The cold sore virus is typically transferred through direct or indirect physical contact. Examples of direct contact include viral transmission during kissing or other intimate behaviors. Indirect contact can occur when live virus is transferred between children putting commonly shared objects into their mouths, use of someone elses face cloth, drinking from a common cup or glass and sharing of cosmetics, such a lipstick. Often, transmission is between family members due to normal contact. A kiss from a friend or relative when he or she has a lesion can introduce the virus to a person who may not have been previously exposed.
The virus can remain active as long as it remains wet. One typically does not get infection from casual contact or contact with hard surfaces. It is now well known that transmission is possible, without the presence of an active lesion. Some people shed the virus in saliva without any other symptoms about 5% of the time.
There are two distinct periods in life when people are likely to be exposed to HSV-1. The first is early childhood (age 3 - 7) and a second period occurs in adolescence (age 12 - 21). Transmission is via close or intimate physical contact.
Q: What are the signs and symptoms of a cold sore?

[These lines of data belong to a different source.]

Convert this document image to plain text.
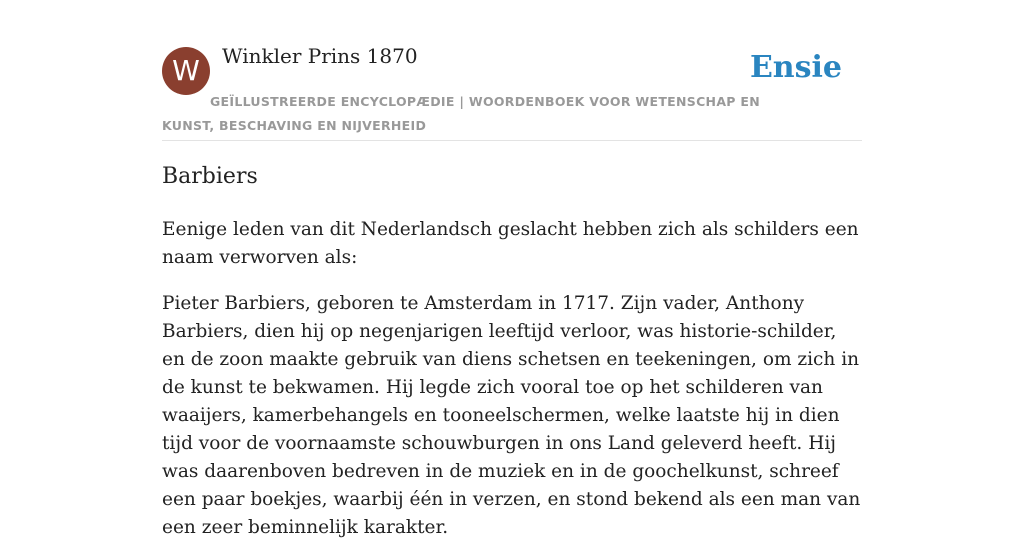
W	Winkler Prins 1870	Ensie
GEÏLLUSTREERDE ENCYCLOPÆDIE | WOORDENBOEK VOOR WETENSCHAP EN KUNST, BESCHAVING EN NIJVERHEID
Barbiers

Eenige leden van dit Nederlandsch geslacht hebben zich als schilders een naam verworven als:

Pieter Barbiers, geboren te Amsterdam in 1717. Zijn vader, Anthony Barbiers, dien hij op negenjarigen leeftijd verloor, was historie-schilder, en de zoon maakte gebruik van diens schetsen en teekeningen, om zich in de kunst te bekwamen. Hij legde zich vooral toe op het schilderen van waaijers, kamerbehangels en tooneelschermen, welke laatste hij in dien tijd voor de voornaamste schouwburgen in ons Land geleverd heeft. Hij was daarenboven bedreven in de muziek en in de goochelkunst, schreef een paar boekjes, waarbij één in verzen, en stond bekend als een man van een zeer beminnelijk karakter.
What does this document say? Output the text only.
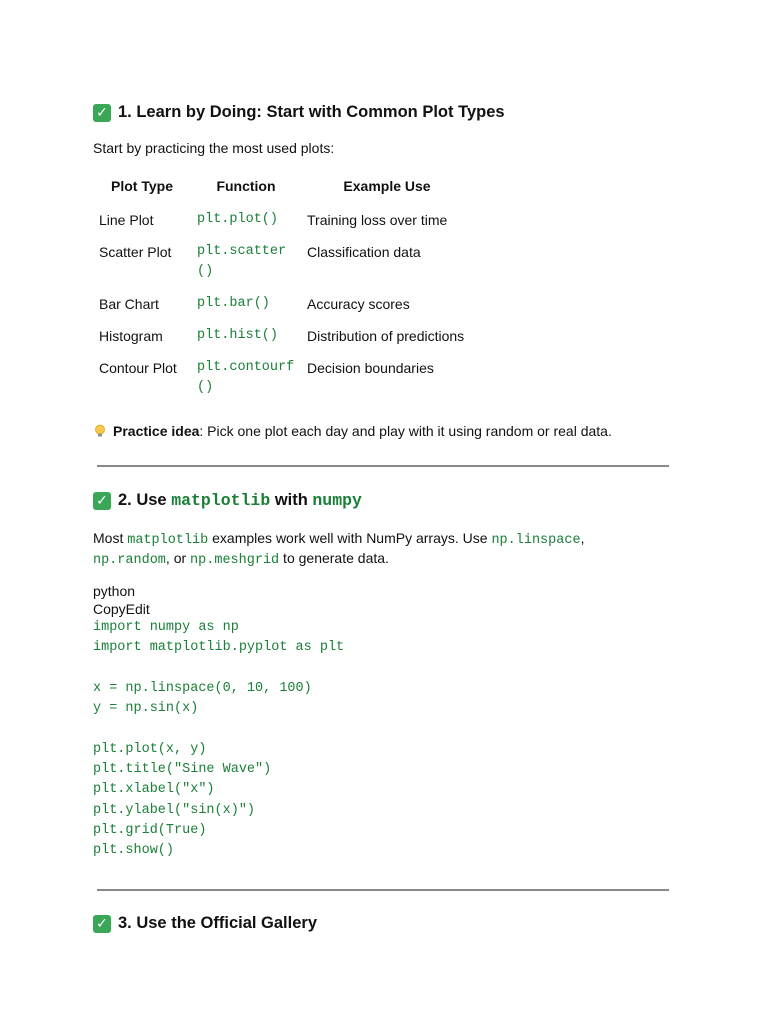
✓ 1. Learn by Doing: Start with Common Plot Types
Start by practicing the most used plots:
Plot Type	Function	Example Use
Line Plot	plt.plot()	Training loss over time
Scatter Plot	plt.scatter()	Classification data
Bar Chart	plt.bar()	Accuracy scores
Histogram	plt.hist()	Distribution of predictions
Contour Plot	plt.contourf()	Decision boundaries
Practice idea: Pick one plot each day and play with it using random or real data.
✓ 2. Use matplotlib with numpy
Most matplotlib examples work well with NumPy arrays. Use np.linspace,
np.random, or np.meshgrid to generate data.
python
CopyEdit
import numpy as np
import matplotlib.pyplot as plt
x = np.linspace(0, 10, 100)
y = np.sin(x)
plt.plot(x, y)
plt.title("Sine Wave")
plt.xlabel("x")
plt.ylabel("sin(x)")
plt.grid(True)
plt.show()
✓ 3. Use the Official Gallery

When a clinical infection occurs for the first time in an individual, it is called a primary infection. Primary HSV-1 infection is often sub-clinical (no recognizable symptoms) and thus goes unnoticed, or it may be severe and may cause gingivostomatitis that ranges from mild to severe, the latter of which may be accompanied by enlarged and tender lymph nodes (lymphadenopathy) in the neck and under the jaw, swelling of the throat, fever and malaise. There may be satellite sores on other parts of the body. People who get cold sores after their primary exposure are said to have recurrent cold sores. Primary infection can have lesions and symptoms that persist for 3 - 6 weeks.
Prior to a clinical outbreak of a recurrent cold sore episode, many people experience a prodromal phase, which includes an itchy, tingling sensation on the soon-to-be-affected skin. Often there is a warm or burning sensation with tenderness to touch soon thereafter. As the disease progresses, the area becomes red and raised. Tiny fluid filled bumps called vesicles form and join together. As the disease progresses, these blisters rupture leaving tender, fragile ulcers that release clear fluid-filled liquid containing the herpes viruses. Sometimes they bleed. The release of clear fluid is called weeping. When weeping is taking place, the infection is very contagious. As the ulcer heals, a scab forms and eventually falls off when healing is complete.

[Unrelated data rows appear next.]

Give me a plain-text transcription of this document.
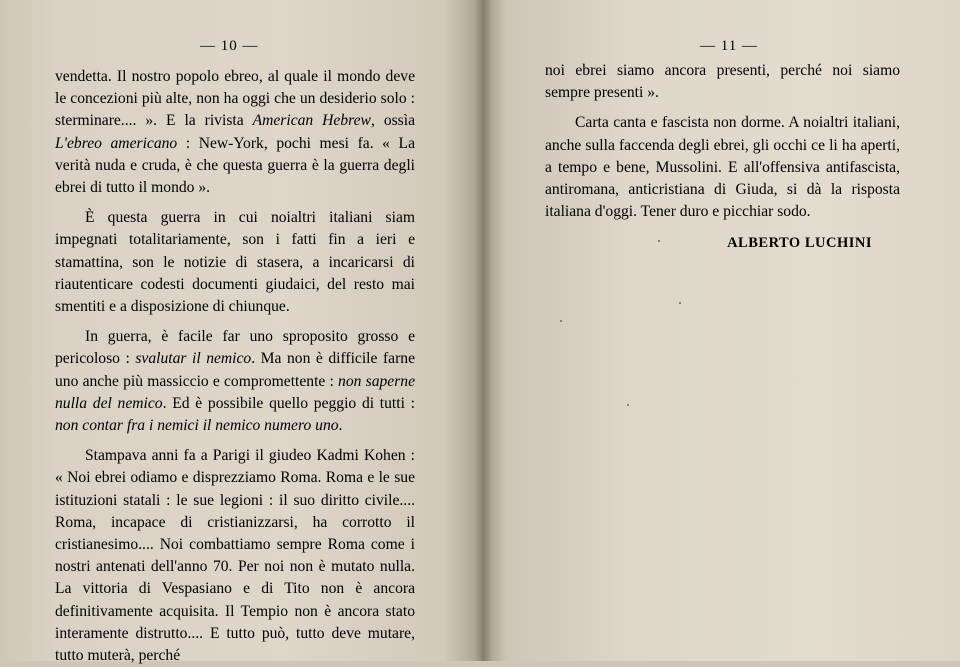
— 10 —	— 11 —

vendetta. Il nostro popolo ebreo, al quale il mondo deve le concezioni più alte, non ha oggi che un desiderio solo : sterminare.... ». E la rivista American Hebrew, ossìa L'ebreo americano : New-York, pochi mesi fa. « La verità nuda e cruda, è che questa guerra è la guerra degli ebrei di tutto il mondo ».

È questa guerra in cui noialtri italiani siam impegnati totalitariamente, son i fatti fin a ieri e stamattina, son le notizie di stasera, a incaricarsi di riautenticare codesti documenti giudaici, del resto mai smentiti e a disposizione di chiunque.

In guerra, è facile far uno sproposito grosso e pericoloso : svalutar il nemico. Ma non è difficile farne uno anche più massiccio e compromettente : non saperne nulla del nemico. Ed è possibile quello peggio di tutti : non contar fra i nemici il nemico numero uno.

Stampava anni fa a Parigi il giudeo Kadmi Kohen : « Noi ebrei odiamo e disprezziamo Roma. Roma e le sue istituzioni statali : le sue legioni : il suo diritto civile.... Roma, incapace di cristianizzarsi, ha corrotto il cristianesimo.... Noi combattiamo sempre Roma come i nostri antenati dell'anno 70. Per noi non è mutato nulla. La vittoria di Vespasiano e di Tito non è ancora definitivamente acquisita. Il Tempio non è ancora stato interamente distrutto.... E tutto può, tutto deve mutare, tutto muterà, perché

noi ebrei siamo ancora presenti, perché noi siamo sempre presenti ».

Carta canta e fascista non dorme. A noialtri italiani, anche sulla faccenda degli ebrei, gli occhi ce li ha aperti, a tempo e bene, Mussolini. E all'offensiva antifascista, antiromana, anticristiana di Giuda, si dà la risposta italiana d'oggi. Tener duro e picchiar sodo.

ALBERTO LUCHINI
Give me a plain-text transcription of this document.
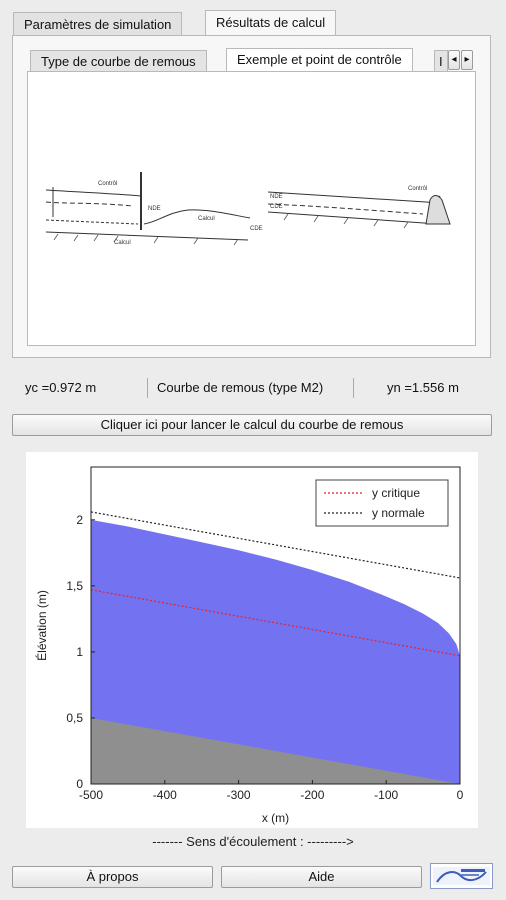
Paramètres de simulation	Résultats de calcul
Type de courbe de remous	Exemple et point de contrôle	I ◂ ▸
Contrôl
NDE
Calcul
Calcul
CDE
Contrôl
NDE
CDE
yc =0.972 m	Courbe de remous (type M2)	yn =1.556 m
Cliquer ici pour lancer le calcul du courbe de remous
-500	-400	-300	-200	-100	0
0
0,5
1
1,5
2
x (m)
Élévation (m)
y critique
y normale
------- Sens d'écoulement : --------->
À propos	Aide
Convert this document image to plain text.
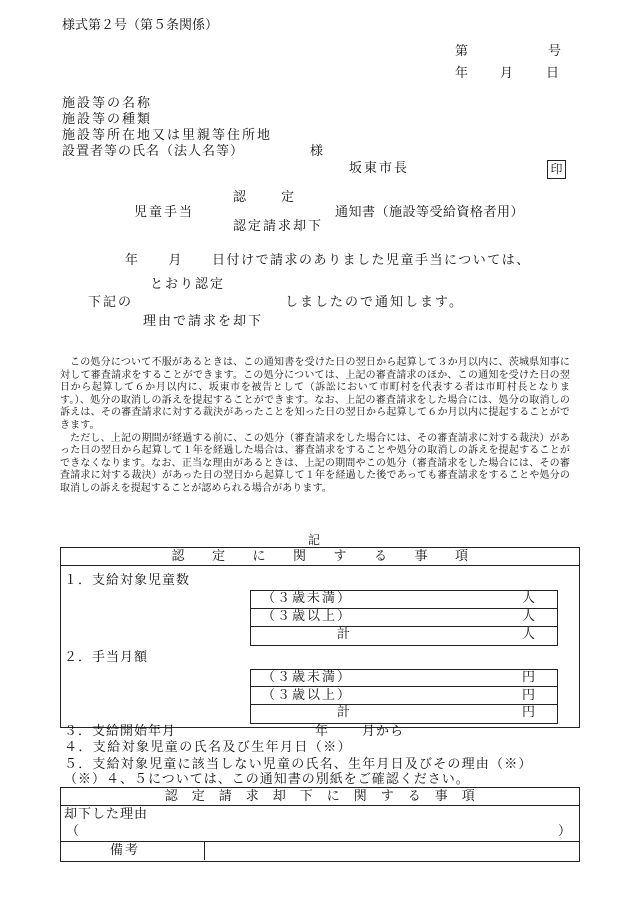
様式第２号（第５条関係）
第	号
年 月	日
施設等の名称
施設等の種類
施設等所在地又は里親等住所地
設置者等の氏名（法人名等）	様
坂東市長	印
認　　定
児童手当
認定請求却下
通知書（施設等受給資格者用）
年　　月　　日付けで請求のありました児童手当については、
とおり認定
下記の	しましたので通知します。
理由で請求を却下

この処分について不服があるときは、この通知書を受けた日の翌日から起算して３か月以内に、茨城県知事に対して審査請求をすることができます。この処分については、上記の審査請求のほか、この通知を受けた日の翌日から起算して６か月以内に、坂東市を被告として（訴訟において市町村を代表する者は市町村長となります。）、処分の取消しの訴えを提起することができます。なお、上記の審査請求をした場合には、処分の取消しの訴えは、その審査請求に対する裁決があったことを知った日の翌日から起算して６か月以内に提起することができます。

ただし、上記の期間が経過する前に、この処分（審査請求をした場合には、その審査請求に対する裁決）があった日の翌日から起算して１年を経過した場合は、審査請求をすることや処分の取消しの訴えを提起することができなくなります。なお、正当な理由があるときは、上記の期間やこの処分（審査請求をした場合には、その審査請求に対する裁決）があった日の翌日から起算して１年を経過した後であっても審査請求をすることや処分の取消しの訴えを提起することが認められる場合があります。

記
認　　定　　に　　関　　す　　る　　事　　項
１．支給対象児童数
（３歳未満）	人
（３歳以上）	人
計	人
２．手当月額
（３歳未満）	円
（３歳以上）	円
計	円
３．支給開始年月	年	月から
４．支給対象児童の氏名及び生年月日（※）
５．支給対象児童に該当しない児童の氏名、生年月日及びその理由（※）
（※）４、５については、この通知書の別紙をご確認ください。
認　定　請　求　却　下　に　関　す　る　事　項
却下した理由
（	）
備考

Some people experience secondary events when a new viral load travels out of the infected nerves and infects adjacent skin areas. When people begin to feel better and then appear to get worse, or get a new cold sore on top of or near the older one, this is usually due to secondary events. Experiencing a secondary event, especially after a lesion has been present for a couple of days, can extend the time the cold sore is active and painful.